R/manageCMAP.R
In customCMPdb: Customize and Query Compound Annotation Database

Documented in buildCMAPdb

###################################################
## SQLite Structure Database for Drugs from CMAP ##
###################################################
## Author: Thomas Girke
## Last update: 13-May-16

## Obtaining the structures and PubChem IDs for CMAP was much harder than expected since 
## cmap only provides inconsistently formatted compound names and order numbers. The following
## documents the workflow you used.

#' Build CMAP Database
#' 
#' This function builds a SQLite database named as 'cmap.db' that contains id 
#' mappings of cmap names to PubChem/DrugBank IDs as well as compound structure information.
#' 
#' For about 2/3 of the CMAP drugs, one can obtain their PubChem/DrugBank IDs from 
#' the DMAP site here: http://bio.informatics.iupui.edu/cmaps. Since this website is no
#' longer supported, the processed CMAP name to PubChem and DrugBank ID mapping table
#' is stored under the "inst/extdata" folder of this package named as "dmap_unique.txt".  
#' The SMILES strings for CMAP entries were obtained from ChemBank. Compounds 
#' were matched by names using the 'stringdist' library where cmap_name from 
#' CMAP were mapped to the closest name in ChemBank.
#' @param dest_dir character(1), destination directory under which the result 
#' SQLite database named as 'cmap.db' stored. The default is user's current
#' working directory.
#' @return write "cmap.db" SQLite database to the destination directory defined by user.
#' @import ChemmineR
#' @importFrom utils download.file
#' @importFrom utils read.delim
#' @importFrom utils write.table
#' @importFrom methods as
#' @importFrom stats na.omit
#' @examples 
#' library(ChemmineR)
#' ## Query database
#' # buildCMAPdb(dest_dir="./inst/scripts")
#' # conn <- initDb("/inst/scripts/cmap.db")
#' # results <- getAllCompoundIds(conn)
#' # sdfset <- getCompounds(conn, results, keepOrder=TRUE)
#' # sdfset
#' # as.data.frame(datablock2ma(datablock(sdfset)))[1:4,]
#' # myfeat <- listFeatures(conn)
#' # feat <- getCompoundFeatures(conn, results, myfeat)
#' # feat[1:4,]
buildCMAPdb <- function(dest_dir=".") {
        ## Join DMAP and CMAP tables
        dmap_path <- system.file("extdata/dmap_unique.txt", package="customCMPdb")
        dmap <- read.delim(dmap_path)
        row.names(dmap) <- tolower(dmap$SOURCE_DRUG)
        
        cmap_inst <- system.file("extdata/cmap_instances_02.txt", package="customCMPdb")
        cmap <- read.delim(cmap_inst)
        cmap <- cmap[!duplicated(tolower(cmap$cmap_name)),]
        row.names(cmap) <- tolower(cmap$cmap_name)
        df <- data.frame(cmap, dmap[row.names(cmap),])
        # sum(!is.na(df$SOURCE_DRUG))
        # length(unique(na.omit(df$SOURCE_DRUG)))
        # 867 cmap drugs have PubChem IDs; 442 do not have; 
        # instance_id 1345 and 2952 with two cmap_name "betulinic acid" and "betulin"
        # but the same SOURCE_DRUG "Betulinic Acid"

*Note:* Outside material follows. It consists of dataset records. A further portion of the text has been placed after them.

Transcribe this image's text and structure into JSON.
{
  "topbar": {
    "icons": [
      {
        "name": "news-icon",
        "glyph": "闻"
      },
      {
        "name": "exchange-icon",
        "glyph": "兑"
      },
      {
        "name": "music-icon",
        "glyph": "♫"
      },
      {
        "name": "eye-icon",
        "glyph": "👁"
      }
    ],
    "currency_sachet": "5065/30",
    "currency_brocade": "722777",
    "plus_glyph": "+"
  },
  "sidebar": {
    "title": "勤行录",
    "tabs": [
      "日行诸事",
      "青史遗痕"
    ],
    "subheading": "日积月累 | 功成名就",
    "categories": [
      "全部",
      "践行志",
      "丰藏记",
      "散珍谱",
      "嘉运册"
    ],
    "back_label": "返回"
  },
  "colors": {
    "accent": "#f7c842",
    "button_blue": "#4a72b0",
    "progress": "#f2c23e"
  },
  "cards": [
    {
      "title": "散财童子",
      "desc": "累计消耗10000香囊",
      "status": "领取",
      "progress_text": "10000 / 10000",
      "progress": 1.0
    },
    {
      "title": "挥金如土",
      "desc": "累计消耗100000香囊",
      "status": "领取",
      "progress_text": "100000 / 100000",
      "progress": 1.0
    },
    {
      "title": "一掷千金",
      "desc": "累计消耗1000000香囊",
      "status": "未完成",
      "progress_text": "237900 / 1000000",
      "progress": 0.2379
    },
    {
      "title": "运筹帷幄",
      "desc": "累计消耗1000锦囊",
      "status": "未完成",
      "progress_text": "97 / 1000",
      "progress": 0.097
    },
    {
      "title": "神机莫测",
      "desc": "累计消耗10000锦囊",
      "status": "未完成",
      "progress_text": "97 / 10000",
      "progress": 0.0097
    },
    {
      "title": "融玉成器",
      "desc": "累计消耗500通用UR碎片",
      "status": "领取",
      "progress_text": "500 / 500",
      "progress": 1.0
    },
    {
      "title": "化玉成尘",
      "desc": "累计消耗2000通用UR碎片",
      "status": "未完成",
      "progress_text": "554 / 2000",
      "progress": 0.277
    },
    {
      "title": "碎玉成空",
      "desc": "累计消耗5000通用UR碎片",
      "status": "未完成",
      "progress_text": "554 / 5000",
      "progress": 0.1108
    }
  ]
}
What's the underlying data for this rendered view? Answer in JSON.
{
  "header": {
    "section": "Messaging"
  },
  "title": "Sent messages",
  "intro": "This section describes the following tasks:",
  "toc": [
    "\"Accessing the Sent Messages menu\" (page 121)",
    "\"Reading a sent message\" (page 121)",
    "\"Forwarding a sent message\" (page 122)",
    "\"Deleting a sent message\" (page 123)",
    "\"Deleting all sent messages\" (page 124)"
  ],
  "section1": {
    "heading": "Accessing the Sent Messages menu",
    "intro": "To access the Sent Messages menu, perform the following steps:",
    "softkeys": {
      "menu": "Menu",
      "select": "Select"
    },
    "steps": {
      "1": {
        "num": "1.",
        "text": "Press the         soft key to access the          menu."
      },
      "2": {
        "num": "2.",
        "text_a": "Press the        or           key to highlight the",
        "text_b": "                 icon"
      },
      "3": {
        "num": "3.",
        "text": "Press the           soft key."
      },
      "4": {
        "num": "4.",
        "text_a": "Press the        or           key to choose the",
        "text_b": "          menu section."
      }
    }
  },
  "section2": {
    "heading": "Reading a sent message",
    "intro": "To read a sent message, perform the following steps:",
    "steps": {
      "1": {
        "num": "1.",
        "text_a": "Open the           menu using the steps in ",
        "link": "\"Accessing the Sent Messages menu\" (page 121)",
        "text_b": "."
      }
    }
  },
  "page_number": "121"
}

        ## Obtain SMILES strings for CMAP entries from ChemBank
        ## Tyler did this with help from P. Clemens from ChemBank.
        ## Compounds were matched by names using the stringdist library
        ## (here cmap_name from CMAP and the closest name in ChemBank).
        ## This is the location of the input files:
        ## /rhome/tbackman/Projects/cmap_drugs/src/mapIDs.R
        ## /rhome/tbackman/Projects/cmap_drugs/working/cmap_instances_02.xls
        ## /rhome/tbackman/Projects/cmap_drugs/working/allcompounds.smiles
        ## /rhome/tbackman/Projects/cmap_drugs/working/chembank-synonyms.txt
        ## /rhome/tbackman/Projects/cmap_drugs/working/chembank-structures.txt
        ## /rhome/tbackman/Projects/cmap_drugs/working/smilesMatches.csv

        ## Note: file smilesMatches.csv was generated by Tyler, see above
        smipath <- system.file("extdata/smilesMatches.csv", package="customCMPdb")
        smiMA <- read.csv(smipath) 
        row.names(smiMA) <- tolower(smiMA$cmap_name)
        bothDF <- cbind(df, smiMA[rownames(df),
                c("chembank_id", "chembank_name", "match_distance", "smiles")])
        #dim(bothDF[as.integer(bothDF[,"match_distance"]) == 0,]) # 1223 x 28
        # Note: compounds with match_distance > 0 need to be checked

        ## Create SDFset 
        #library(ChemmineR); library(ChemmineOB) # requires openbabel module
        smi <- as.character(bothDF$smiles)
        names(smi) <- as.character(bothDF$cmap_name)
        smi <- as(smi, "SMIset")
        sdfset <- smiles2sdf(smi)
        datablock(sdfset) <- bothDF # Stores annotation info in datablock slots

        ## Create SQLite database
        standardFeatures <- function(sdfInput) {
            data.frame(propOB(sdfInput),
                Ncharges=sapply(bonds(sdfInput, type="charge"), length),
                as.data.frame(groups(sdfInput, type="countMA")),
                as.data.frame(rings(sdfInput, upper=8, type="count", arom=TRUE)))
        }
        conn <- initDb(paste0(dest_dir, "/cmap.db"))
        ids <- loadSdf(conn, sdfset, fct=standardFeatures)
        dbDisconnect(conn)
}